Camping with your Mac - 2010

Camping with your Mac - 2010

Summary: August is here and that means that it's time for the inevitable - the summer vacation. Here are a few items that can make traveling with your Mac a little more convenient.

TOPICS: Apple, Hardware

August is here and that means that it's time for the inevitable - the summer vacation. If you're like me, you can't go anywhere without your computer and tend to bring it everywhere.

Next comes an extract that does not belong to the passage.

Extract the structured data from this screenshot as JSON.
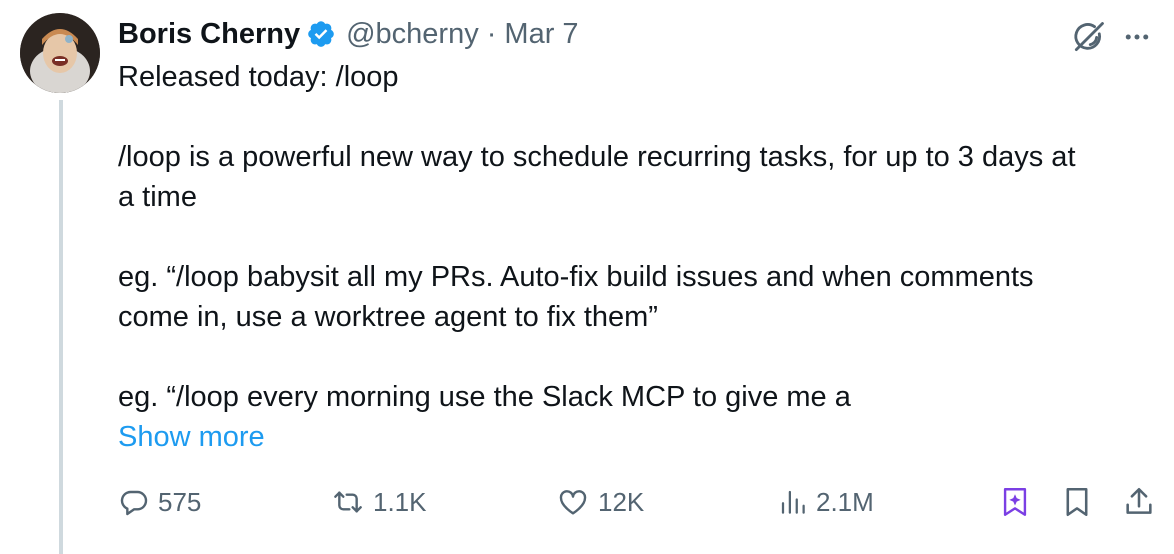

In order to do so, you need some accessories to both protect your gear and to help you get where you're going at the same time. Last year I posted a piece about camping with your Mac and this year, I give you the 2010 edition.

People define "camping" many different ways, from driving to a state park with the family and sleeping in a tent (my version) to parking a luxe RV at a posh beachside escape. In my case, bring two small children and my tech requires a certain level of protection.

Normally, I simply slide my MacBook Pro into the sleevecase in my Spire Torq backpack (read my May 2007 review) and I'm done. Camping is different though, especially when you throw children and a small vehicle into the mix. My backpack usually lives behind the passenger seat a) for accessibility and b) because our car is usually packed to the headliner. This wouldn't be a problem except for the fact that my backpack sits directly under my daughter's car seat. A sleevecase simply doesn't provide enough protection for my MBP when it's a mere few inches away from little feet.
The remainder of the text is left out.